P.B. – Consultei os arquivos da Agência Globo, do jornal O Dia, do Jornal do Brasil, tive acesso a todos os arquivos da área de segurança pública, administração penitenciária, Exército, Poder Legislativo, Poder Judiciário. Tive muita facilidade onde outros encontram dificuldades, até porque eu exercia a função de subsecretário de Direitos Humanos.


E o que lhe parece: a cobertura ao longo dos anos melhorou, piorou ou está igual?


P.B. – Está igual. A crítica que eu faço é que a imprensa não realiza um trabalho de reflexão sobre o que ela mesma escreve. Você tem uma notícia lá atrás, três, quatro meses depois o jornalista dá uma versão inteiramente diferente, sem consultar o que o jornal escreveu antes. Isso acontece em larga escala.


Não se tem a memória.


P.B. – E as empresas jornalísticas têm bons arquivos. Na Agência Globo, na Agência Estado, na Agência Folha se tem material muito bom para pesquisa. Os jornalistas têm acesso direto a isso, para organizar sua pauta e estruturar suas entrevistas.


Por exemplo, ao longo desses dois últimos anos saíram várias matérias sobre “milícias”, algumas muito boas. Hoje o assunto aparece como se fosse uma grande novidade. Fica-se sem um encadeamento lógico que daria mais consistência a cada matéria que vai saindo.

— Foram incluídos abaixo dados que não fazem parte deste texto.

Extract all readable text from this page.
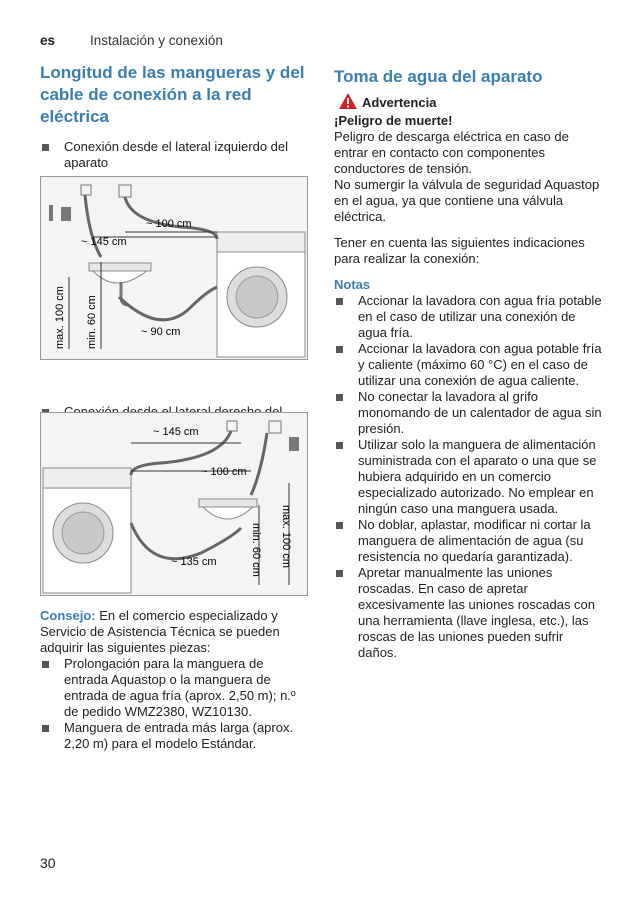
es	Instalación y conexión
Longitud de las mangueras y del cable de conexión a la red eléctrica
Conexión desde el lateral izquierdo del aparato
~ 100 cm
~ 145 cm
~ 90 cm
max. 100 cm min. 60 cm
~ 145 cm
~ 100 cm
~ 135 cm	max. 100 cm
min. 60 cm
Consejo: En el comercio especializado y Servicio de Asistencia Técnica se pueden adquirir las siguientes piezas:
Prolongación para la manguera de entrada Aquastop o la manguera de entrada de agua fría (aprox. 2,50 m); n.º de pedido WMZ2380, WZ10130.
Manguera de entrada más larga (aprox. 2,20 m) para el modelo Estándar.
Toma de agua del aparato
Advertencia
¡Peligro de muerte!
Peligro de descarga eléctrica en caso de entrar en contacto con componentes conductores de tensión.
No sumergir la válvula de seguridad Aquastop en el agua, ya que contiene una válvula eléctrica.
Tener en cuenta las siguientes indicaciones para realizar la conexión:
Notas
Accionar la lavadora con agua fría potable en el caso de utilizar una conexión de agua fría.
Accionar la lavadora con agua potable fría y caliente (máximo 60 °C) en el caso de utilizar una conexión de agua caliente.
No conectar la lavadora al grifo monomando de un calentador de agua sin presión.
Utilizar solo la manguera de alimentación suministrada con el aparato o una que se hubiera adquirido en un comercio especializado autorizado. No emplear en ningún caso una manguera usada.
No doblar, aplastar, modificar ni cortar la manguera de alimentación de agua (su resistencia no quedaría garantizada).
Apretar manualmente las uniones roscadas. En caso de apretar excesivamente las uniones roscadas con una herramienta (llave inglesa, etc.), las roscas de las uniones pueden sufrir daños.
30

E é evidente que esse papel da imprensa é fundamental, sobretudo num Estado democrático de direito, porque a imprensa é o principal veículo de controle externo. Na linha clássica da sociologia trabalha-se com a idéia de que o escândalo é um mecanismo de controle social. E quem provoca isso é uma reportagem sólida, precisa.